Still, it's Sonoma. A driver like Hans Stuck can say "never lift" because he's full of talent. I'm full of something that requires a Depends, so I lift a little. The RS 5 refuses to snap, and just curls back into that default understeer. Rolling into the throttle prods it out of yawn mode, and I have to give it credit--it never gets impatient, waiting for me to get how much is still left in its portfolio.

It digs in, and so do I. I let it lighten up over the second blind turn, and tuck it in for the double-apex downhill ahead with a little throttle before I unwind it and let it flatten out for a big, long, fast straight. We boomerang out of Turn Six and I hang on late for the next set of esses, before a final surge into fourth and a final brush on the brakes, before glancing by the final curb and cooling down the rest of the way into the pits.

For a minute, I bother to play with the luxotouches we've diddled with in our full review of the 2013 Audi A4 over on TheCarConnection. The RS 5 has a sport interior with firmer seats and a flat-bottomed steering wheel; a choice of Nappa and Alcantara trim; aluminum, stainless-steel, piano-black or carbon trim; aluminum pedals; a lap timer; and RS badging. Other major options include blind-spot monitors, active cruise control, and a Bang & Olufsen audio system.

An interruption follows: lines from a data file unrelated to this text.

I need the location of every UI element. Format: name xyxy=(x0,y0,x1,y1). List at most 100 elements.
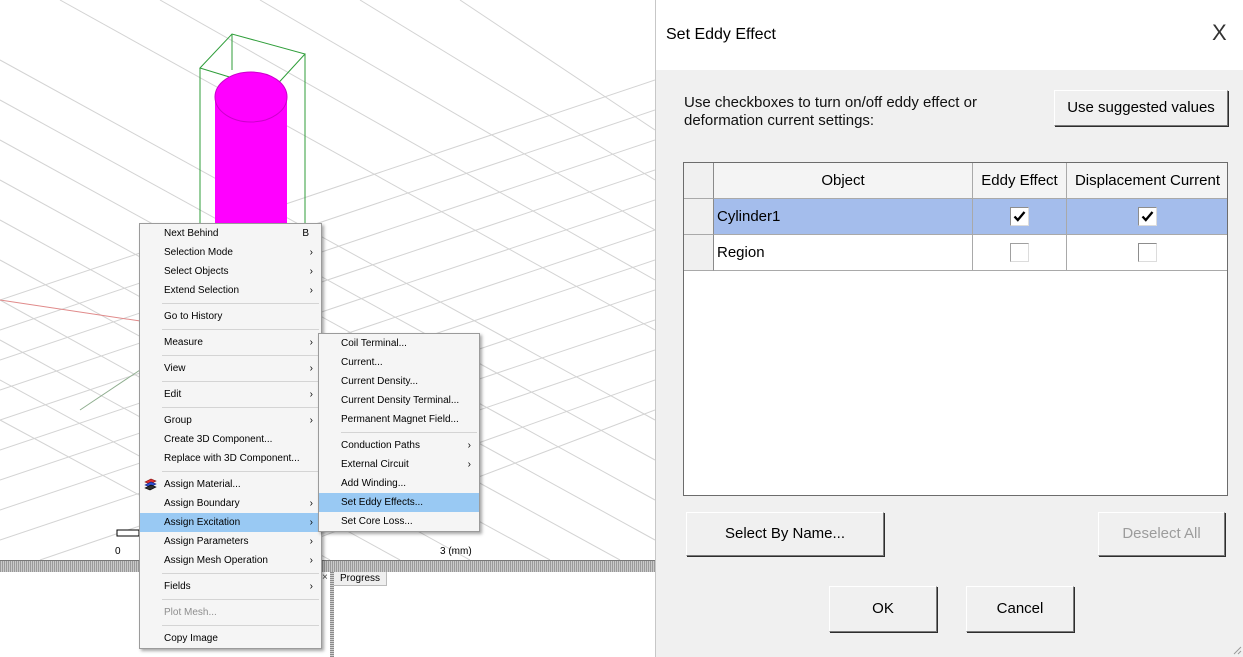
resize-grip-icon[interactable] xyxy=(1232,645,1242,655)
menu-item-next-behind[interactable]: Next Behind B xyxy=(140,224,321,243)
table-row[interactable]: Cylinder1 xyxy=(684,199,1227,235)
submenu-arrow-icon: › xyxy=(309,363,313,374)
dialog-titlebar[interactable]: Set Eddy Effect X xyxy=(656,0,1243,70)
menu-item-current-density[interactable]: Current Density... xyxy=(319,372,479,391)
menu-item-group[interactable]: Group › xyxy=(140,411,321,430)
menu-item-label: Conduction Paths xyxy=(341,440,420,451)
eddy-effect-checkbox[interactable] xyxy=(1010,207,1029,226)
deselect-all-button: Deselect All xyxy=(1098,512,1225,556)
close-icon[interactable]: × xyxy=(322,572,328,583)
menu-item-external-circuit[interactable]: External Circuit › xyxy=(319,455,479,474)
menu-item-label: Set Core Loss... xyxy=(341,516,413,527)
eddy-effect-checkbox xyxy=(1010,243,1029,262)
submenu-arrow-icon: › xyxy=(309,389,313,400)
menu-item-fields[interactable]: Fields › xyxy=(140,577,321,596)
menu-item-assign-material[interactable]: Assign Material... xyxy=(140,475,321,494)
assign-material-icon xyxy=(144,478,157,491)
column-header-displacement-current[interactable]: Displacement Current xyxy=(1067,163,1227,199)
dialog-title: Set Eddy Effect xyxy=(666,26,776,43)
menu-separator xyxy=(162,471,319,472)
menu-item-label: Group xyxy=(164,415,192,426)
submenu-arrow-icon: › xyxy=(309,536,313,547)
menu-item-view[interactable]: View › xyxy=(140,359,321,378)
menu-item-assign-parameters[interactable]: Assign Parameters › xyxy=(140,532,321,551)
splitter-bar[interactable] xyxy=(0,560,655,572)
menu-item-coil-terminal[interactable]: Coil Terminal... xyxy=(319,334,479,353)
submenu-arrow-icon: › xyxy=(467,459,471,470)
checkmark-icon xyxy=(1141,211,1154,222)
menu-item-add-winding[interactable]: Add Winding... xyxy=(319,474,479,493)
menu-item-current-density-terminal[interactable]: Current Density Terminal... xyxy=(319,391,479,410)
menu-item-label: External Circuit xyxy=(341,459,409,470)
menu-item-label: Measure xyxy=(164,337,203,348)
cancel-button[interactable]: Cancel xyxy=(966,586,1074,632)
menu-item-label: Add Winding... xyxy=(341,478,407,489)
menu-item-label: Extend Selection xyxy=(164,285,240,296)
menu-separator xyxy=(162,573,319,574)
menu-item-create-3d-component[interactable]: Create 3D Component... xyxy=(140,430,321,449)
menu-item-label: Selection Mode xyxy=(164,247,233,258)
row-header[interactable] xyxy=(684,199,714,235)
menu-separator xyxy=(162,303,319,304)
object-name-cell[interactable]: Cylinder1 xyxy=(714,199,973,235)
modeler-viewport[interactable]: 0 3 (mm) × Progress xyxy=(0,0,655,657)
menu-item-label: Select Objects xyxy=(164,266,229,277)
menu-item-select-objects[interactable]: Select Objects › xyxy=(140,262,321,281)
row-header[interactable] xyxy=(684,235,714,271)
ok-button[interactable]: OK xyxy=(829,586,937,632)
menu-item-label: Assign Parameters xyxy=(164,536,249,547)
menu-item-measure[interactable]: Measure › xyxy=(140,333,321,352)
submenu-arrow-icon: › xyxy=(309,285,313,296)
menu-item-set-eddy-effects[interactable]: Set Eddy Effects... xyxy=(319,493,479,512)
menu-item-label: Plot Mesh... xyxy=(164,607,217,618)
submenu-arrow-icon: › xyxy=(309,581,313,592)
displacement-current-cell xyxy=(1067,235,1227,271)
submenu-arrow-icon: › xyxy=(467,440,471,451)
checkmark-icon xyxy=(1013,211,1026,222)
menu-item-permanent-magnet-field[interactable]: Permanent Magnet Field... xyxy=(319,410,479,429)
tab-progress[interactable]: Progress xyxy=(334,572,388,586)
select-by-name-button[interactable]: Select By Name... xyxy=(686,512,884,556)
menu-item-current[interactable]: Current... xyxy=(319,353,479,372)
menu-item-conduction-paths[interactable]: Conduction Paths › xyxy=(319,436,479,455)
menu-item-go-to-history[interactable]: Go to History xyxy=(140,307,321,326)
close-icon[interactable]: X xyxy=(1212,20,1227,46)
menu-item-label: Assign Excitation xyxy=(164,517,241,528)
submenu-arrow-icon: › xyxy=(309,498,313,509)
menu-item-assign-mesh-operation[interactable]: Assign Mesh Operation › xyxy=(140,551,321,570)
use-suggested-values-button[interactable]: Use suggested values xyxy=(1054,90,1228,126)
submenu-arrow-icon: › xyxy=(309,266,313,277)
menu-item-copy-image[interactable]: Copy Image xyxy=(140,629,321,648)
table-row[interactable]: Region xyxy=(684,235,1227,271)
menu-item-label: Assign Material... xyxy=(164,479,241,490)
menu-item-label: Replace with 3D Component... xyxy=(164,453,300,464)
menu-item-set-core-loss[interactable]: Set Core Loss... xyxy=(319,512,479,531)
menu-item-label: Coil Terminal... xyxy=(341,338,407,349)
menu-item-replace-with-3d-component[interactable]: Replace with 3D Component... xyxy=(140,449,321,468)
grid-header-row: Object Eddy Effect Displacement Current xyxy=(684,163,1227,199)
submenu-arrow-icon: › xyxy=(309,247,313,258)
menu-item-label: View xyxy=(164,363,186,374)
displacement-current-checkbox[interactable] xyxy=(1138,207,1157,226)
column-header-object[interactable]: Object xyxy=(714,163,973,199)
displacement-current-checkbox[interactable] xyxy=(1138,243,1157,262)
menu-item-extend-selection[interactable]: Extend Selection › xyxy=(140,281,321,300)
menu-item-label: Copy Image xyxy=(164,633,218,644)
menu-separator xyxy=(162,599,319,600)
menu-item-assign-boundary[interactable]: Assign Boundary › xyxy=(140,494,321,513)
menu-item-label: Next Behind xyxy=(164,228,219,239)
menu-item-assign-excitation[interactable]: Assign Excitation › xyxy=(140,513,321,532)
menu-item-label: Assign Boundary xyxy=(164,498,240,509)
eddy-effect-cell xyxy=(973,199,1067,235)
column-header-eddy-effect[interactable]: Eddy Effect xyxy=(973,163,1067,199)
menu-item-selection-mode[interactable]: Selection Mode › xyxy=(140,243,321,262)
menu-item-label: Set Eddy Effects... xyxy=(341,497,424,508)
menu-item-edit[interactable]: Edit › xyxy=(140,385,321,404)
instructions-text: Use checkboxes to turn on/off eddy effec… xyxy=(684,94,977,129)
dialog-body: Use checkboxes to turn on/off eddy effec… xyxy=(656,70,1243,657)
grid-corner-cell[interactable] xyxy=(684,163,714,199)
menu-separator xyxy=(162,407,319,408)
menu-item-label: Current... xyxy=(341,357,383,368)
set-eddy-effect-dialog: Set Eddy Effect X Use checkboxes to turn… xyxy=(655,0,1243,657)
object-name-cell[interactable]: Region xyxy=(714,235,973,271)
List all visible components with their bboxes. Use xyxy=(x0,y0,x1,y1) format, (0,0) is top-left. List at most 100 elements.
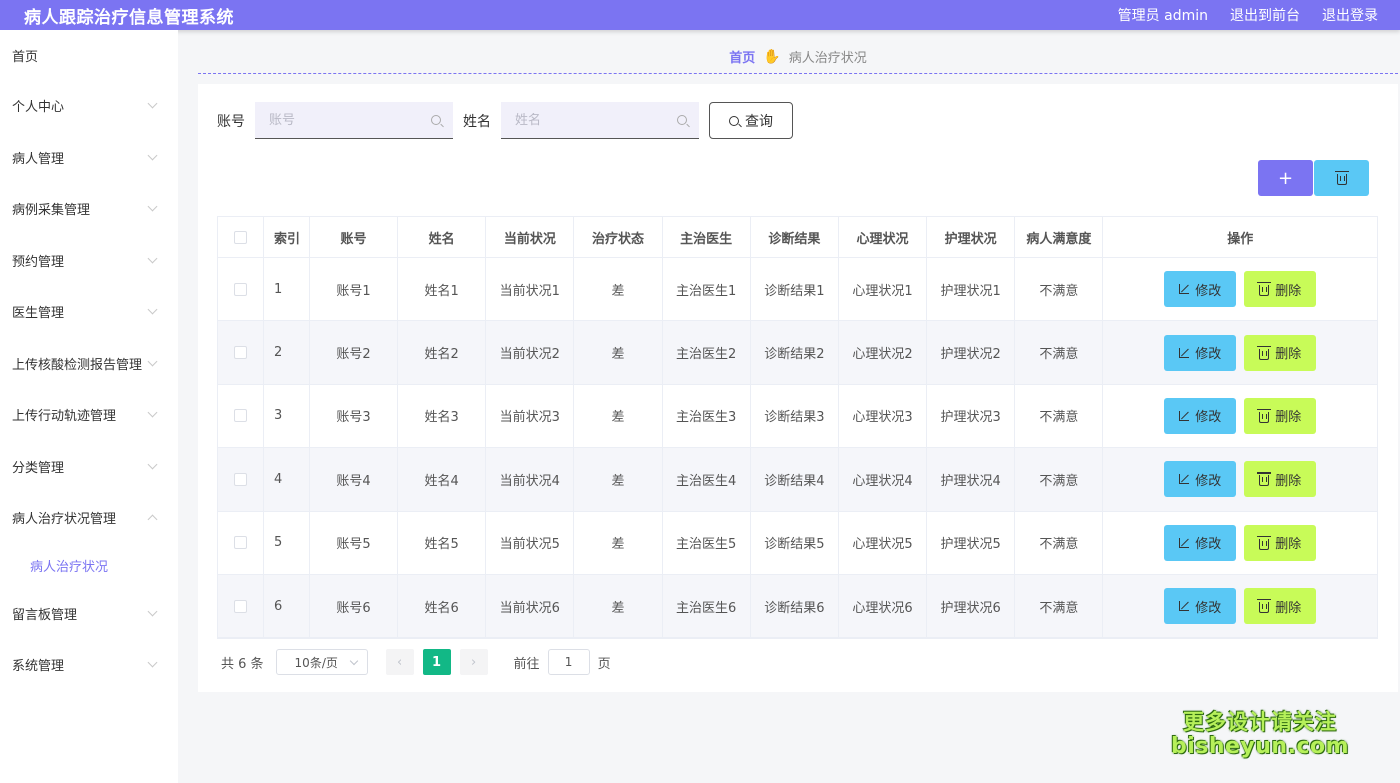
total-count: 共 6 条 xyxy=(221,656,264,672)
row-select-cell xyxy=(218,511,264,574)
goto-prefix: 前往 xyxy=(513,656,540,672)
edit-button[interactable]: 修改 xyxy=(1164,524,1237,561)
table-cell: 6 xyxy=(264,574,310,638)
header-cell: 索引 xyxy=(264,217,310,257)
row-checkbox[interactable] xyxy=(233,599,247,613)
name-input[interactable] xyxy=(515,112,665,128)
batch-delete-button[interactable] xyxy=(1314,160,1369,196)
next-page-button[interactable]: › xyxy=(459,649,488,675)
sidebar-item-home[interactable]: 首页 xyxy=(0,30,178,80)
edit-icon xyxy=(1179,410,1190,421)
table-cell: 2 xyxy=(264,321,310,384)
edit-icon xyxy=(1179,347,1190,358)
select-all-checkbox[interactable] xyxy=(233,230,247,244)
row-select-cell xyxy=(218,258,264,321)
table-cell: 账号1 xyxy=(310,258,399,321)
table-cell: 诊断结果6 xyxy=(751,574,839,638)
edit-label: 修改 xyxy=(1195,283,1222,299)
delete-button[interactable]: 删除 xyxy=(1244,588,1317,625)
table-cell: 主治医生4 xyxy=(663,448,751,511)
sidebar-item-doctor[interactable]: 医生管理 xyxy=(0,286,178,338)
row-checkbox[interactable] xyxy=(233,282,247,296)
query-label: 查询 xyxy=(745,113,773,130)
sidebar-item-personal-center[interactable]: 个人中心 xyxy=(0,80,178,132)
sidebar-item-nucleic-report[interactable]: 上传核酸检测报告管理 xyxy=(0,338,178,390)
pagination: 共 6 条 10条/页 ‹ 1 › 前往 1 页 xyxy=(221,649,611,675)
sidebar-item-label: 预约管理 xyxy=(12,254,65,270)
table-cell: 差 xyxy=(574,321,663,384)
table-cell: 心理状况3 xyxy=(839,384,928,448)
table-cell: 诊断结果3 xyxy=(751,384,839,448)
row-checkbox[interactable] xyxy=(233,409,247,423)
sidebar-item-case-collection[interactable]: 病例采集管理 xyxy=(0,183,178,235)
table-cell: 1 xyxy=(264,258,310,321)
table-cell: 不满意 xyxy=(1015,321,1104,384)
page-size-value: 10条/页 xyxy=(294,655,338,670)
name-label: 姓名 xyxy=(463,113,491,130)
table-row: 6 账号6 姓名6 当前状况6 差主治医生6 诊断结果6 心理状况6 护理状况6 不满意 修改 删除 xyxy=(218,574,1377,639)
sidebar-item-trajectory[interactable]: 上传行动轨迹管理 xyxy=(0,389,178,441)
delete-button[interactable]: 删除 xyxy=(1244,524,1317,561)
sidebar-item-message-board[interactable]: 留言板管理 xyxy=(0,588,178,640)
edit-button[interactable]: 修改 xyxy=(1164,334,1237,371)
delete-label: 删除 xyxy=(1275,600,1302,616)
exit-to-front-link[interactable]: 退出到前台 xyxy=(1230,5,1300,25)
table-cell: 账号2 xyxy=(310,321,399,384)
delete-label: 删除 xyxy=(1275,537,1302,553)
row-checkbox[interactable] xyxy=(233,536,247,550)
sidebar-item-system[interactable]: 系统管理 xyxy=(0,639,178,691)
add-button[interactable]: + xyxy=(1258,160,1313,196)
edit-button[interactable]: 修改 xyxy=(1164,397,1237,434)
sidebar-item-treatment-status[interactable]: 病人治疗状况管理 xyxy=(0,492,178,544)
delete-button[interactable]: 删除 xyxy=(1244,461,1317,498)
edit-button[interactable]: 修改 xyxy=(1164,271,1237,308)
table-cell: 主治医生2 xyxy=(663,321,751,384)
prev-page-button[interactable]: ‹ xyxy=(385,649,414,675)
header-cell: 账号 xyxy=(310,217,399,257)
name-search-field[interactable] xyxy=(501,102,699,139)
table-cell: 姓名1 xyxy=(398,258,487,321)
sidebar-item-label: 个人中心 xyxy=(12,100,65,116)
delete-button[interactable]: 删除 xyxy=(1244,271,1317,308)
row-actions: 修改 删除 xyxy=(1103,385,1377,447)
delete-button[interactable]: 删除 xyxy=(1244,334,1317,371)
sidebar-item-label: 分类管理 xyxy=(12,460,65,476)
search-icon xyxy=(729,115,739,126)
table-cell: 不满意 xyxy=(1015,258,1104,321)
edit-button[interactable]: 修改 xyxy=(1164,461,1237,498)
chevron-down-icon xyxy=(147,407,158,418)
breadcrumb-home[interactable]: 首页 xyxy=(729,47,755,66)
row-checkbox[interactable] xyxy=(233,472,247,486)
header-cell: 主治医生 xyxy=(663,217,751,257)
logout-link[interactable]: 退出登录 xyxy=(1322,5,1378,25)
query-button[interactable]: 查询 xyxy=(709,102,793,139)
header-cell: 姓名 xyxy=(398,217,487,257)
sidebar-item-label: 病人治疗状况管理 xyxy=(12,512,117,528)
account-input[interactable] xyxy=(269,112,419,128)
edit-button[interactable]: 修改 xyxy=(1164,588,1237,625)
account-search-field[interactable] xyxy=(255,102,453,139)
goto-page-input[interactable]: 1 xyxy=(547,649,590,675)
row-actions: 修改 删除 xyxy=(1103,448,1377,510)
edit-label: 修改 xyxy=(1195,537,1222,553)
edit-icon xyxy=(1179,537,1190,548)
table-cell: 护理状况4 xyxy=(927,448,1016,511)
row-select-cell xyxy=(218,384,264,448)
delete-button[interactable]: 删除 xyxy=(1244,397,1317,434)
watermark-line1: 更多设计请关注 xyxy=(1183,710,1337,734)
sidebar-subitem-treatment-status[interactable]: 病人治疗状况 xyxy=(0,544,178,588)
page-size-select[interactable]: 10条/页 xyxy=(275,649,368,675)
header-cell: 操作 xyxy=(1227,231,1254,247)
table-cell: 诊断结果1 xyxy=(751,258,839,321)
row-checkbox[interactable] xyxy=(233,346,247,360)
header-cell: 当前状况 xyxy=(486,217,575,257)
sidebar-item-appointment[interactable]: 预约管理 xyxy=(0,235,178,287)
sidebar-item-patient-management[interactable]: 病人管理 xyxy=(0,132,178,184)
page-number-1[interactable]: 1 xyxy=(422,649,451,675)
sidebar-item-category[interactable]: 分类管理 xyxy=(0,441,178,493)
table-cell: 主治医生1 xyxy=(663,258,751,321)
search-icon xyxy=(677,115,687,125)
table-cell: 当前状况3 xyxy=(486,384,575,448)
table-cell: 不满意 xyxy=(1015,448,1104,511)
trash-icon xyxy=(1334,171,1349,185)
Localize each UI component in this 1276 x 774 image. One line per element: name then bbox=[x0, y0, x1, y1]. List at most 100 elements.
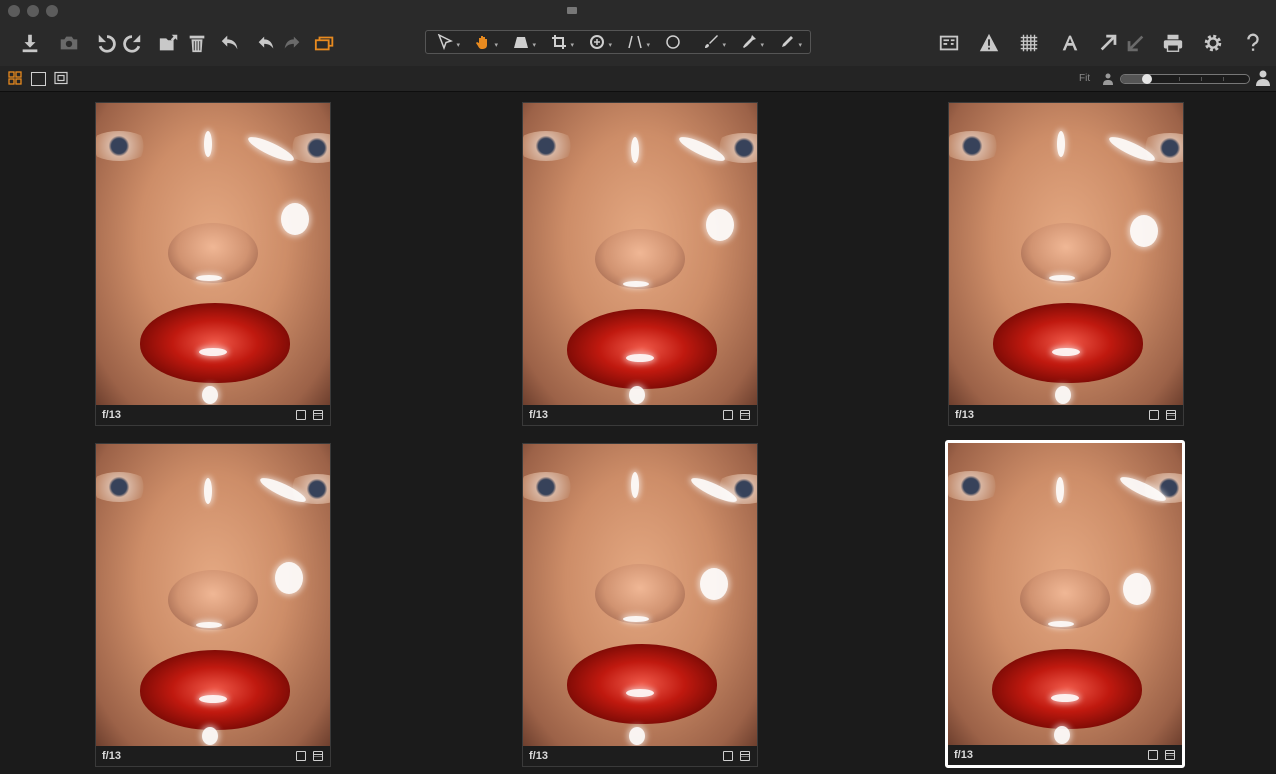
rotate-tool[interactable]: ▾ bbox=[578, 31, 616, 53]
photo-thumbnail[interactable] bbox=[523, 444, 757, 746]
main-toolbar: ▾ ▾ ▾ ▾ ▾ ▾ ▾ ▾ ▾ bbox=[0, 22, 1276, 67]
close-window-button[interactable] bbox=[8, 5, 20, 17]
title-bar bbox=[0, 0, 1276, 22]
thumbnail-grid: f/13 f/13 f/13 f/13 f/13 f/13 bbox=[0, 92, 1276, 774]
aperture-label: f/13 bbox=[529, 750, 548, 762]
select-checkbox-icon[interactable] bbox=[723, 751, 733, 761]
delete-button[interactable] bbox=[184, 30, 210, 56]
rotate-tool-icon bbox=[590, 35, 604, 49]
thumbnail-cell[interactable]: f/13 bbox=[522, 443, 758, 767]
download-icon bbox=[22, 34, 38, 53]
photo-thumbnail[interactable] bbox=[96, 103, 330, 405]
thumbnail-cell[interactable]: f/13 bbox=[948, 102, 1184, 426]
select-checkbox-icon[interactable] bbox=[296, 751, 306, 761]
hand-icon bbox=[476, 36, 487, 49]
perspective-tool[interactable]: ▾ bbox=[616, 31, 654, 53]
thumbnail-cell[interactable]: f/13 bbox=[522, 102, 758, 426]
cursor-tool-group: ▾ ▾ ▾ ▾ ▾ ▾ ▾ ▾ ▾ bbox=[425, 30, 811, 54]
info-icon[interactable] bbox=[313, 410, 323, 420]
select-tool[interactable]: ▾ bbox=[426, 31, 464, 53]
zoom-slider[interactable] bbox=[1120, 74, 1250, 84]
rotate-left-icon bbox=[98, 34, 116, 53]
select-checkbox-icon[interactable] bbox=[1148, 750, 1158, 760]
photo-thumbnail[interactable] bbox=[96, 444, 330, 746]
aperture-label: f/13 bbox=[955, 409, 974, 421]
eyedropper-icon bbox=[743, 35, 756, 48]
gear-icon bbox=[1204, 34, 1222, 52]
thumbnail-cell[interactable]: f/13 bbox=[95, 443, 331, 767]
reset-button[interactable] bbox=[217, 30, 243, 56]
thumbnail-caption-bar: f/13 bbox=[948, 745, 1182, 765]
compare-button[interactable] bbox=[936, 30, 962, 56]
arrow-down-left-icon bbox=[1127, 35, 1144, 52]
person-large-icon bbox=[1256, 70, 1270, 86]
photo-thumbnail[interactable] bbox=[948, 443, 1182, 745]
import-button[interactable] bbox=[17, 30, 43, 56]
minimize-window-button[interactable] bbox=[27, 5, 39, 17]
info-icon[interactable] bbox=[740, 751, 750, 761]
grid-view-icon[interactable] bbox=[8, 71, 22, 85]
thumbnail-cell[interactable]: f/13 bbox=[95, 102, 331, 426]
picker-tool[interactable]: ▾ bbox=[730, 31, 768, 53]
settings-button[interactable] bbox=[1200, 30, 1226, 56]
rotate-left-button[interactable] bbox=[94, 30, 120, 56]
pan-tool[interactable]: ▾ bbox=[464, 31, 502, 53]
pen-icon bbox=[782, 36, 793, 47]
trash-icon bbox=[189, 35, 205, 53]
rotate-right-button[interactable] bbox=[119, 30, 145, 56]
undo-button[interactable] bbox=[253, 30, 279, 56]
grid-button[interactable] bbox=[1016, 30, 1042, 56]
print-button[interactable] bbox=[1160, 30, 1186, 56]
info-icon[interactable] bbox=[313, 751, 323, 761]
zoom-window-button[interactable] bbox=[46, 5, 58, 17]
info-icon[interactable] bbox=[1166, 410, 1176, 420]
view-bar: Fit bbox=[0, 66, 1276, 92]
fit-label: Fit bbox=[1079, 73, 1091, 84]
apply-adjustments-button[interactable] bbox=[1122, 30, 1148, 56]
aperture-label: f/13 bbox=[102, 750, 121, 762]
move-to-folder-button[interactable] bbox=[156, 30, 182, 56]
zoom-slider-knob[interactable] bbox=[1141, 74, 1152, 84]
crop-tool[interactable]: ▾ bbox=[540, 31, 578, 53]
thumbnail-caption-bar: f/13 bbox=[96, 746, 330, 766]
select-checkbox-icon[interactable] bbox=[1149, 410, 1159, 420]
photo-thumbnail[interactable] bbox=[523, 103, 757, 405]
exposure-warning-button[interactable] bbox=[976, 30, 1002, 56]
single-view-icon[interactable] bbox=[31, 72, 46, 86]
annotate-tool[interactable]: ▾ bbox=[768, 31, 806, 53]
arrow-up-right-icon bbox=[1100, 34, 1117, 51]
spot-tool[interactable] bbox=[654, 31, 692, 53]
thumbnail-caption-bar: f/13 bbox=[949, 405, 1183, 425]
keystone-icon bbox=[514, 37, 528, 48]
capture-button[interactable] bbox=[56, 30, 82, 56]
compare-icon bbox=[939, 35, 959, 51]
thumbnail-caption-bar: f/13 bbox=[523, 746, 757, 766]
brush-tool[interactable]: ▾ bbox=[692, 31, 730, 53]
text-icon bbox=[1062, 35, 1078, 51]
brush-icon bbox=[705, 35, 718, 48]
person-small-icon bbox=[1103, 72, 1113, 85]
redo-button[interactable] bbox=[279, 30, 305, 56]
help-icon bbox=[1247, 33, 1259, 51]
copy-adjustments-button[interactable] bbox=[1096, 30, 1122, 56]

We'd pay for that sound, as well as Audi's MMI and navigation system, which ties in with Audi Connect 3G wireless service and Google Earth and Street View mapping for what's indisputably the most beautiful and effective nav system on offer today. The maps show me from an overhead view, sidling into the pits from an ESPN angle that may as well be called the HeroCam. And since we're just a few dozen miles from Silicon Valley, the maps themselves are just a few weeks old--new construction nearby already shows on the screen.

Audi promises they won't do an RS edition of every model, and given the age of the current A4/A5 lineup, this could be the new plus ultra of this generation. It feels every ounce of it, bracingly fast and unflappable.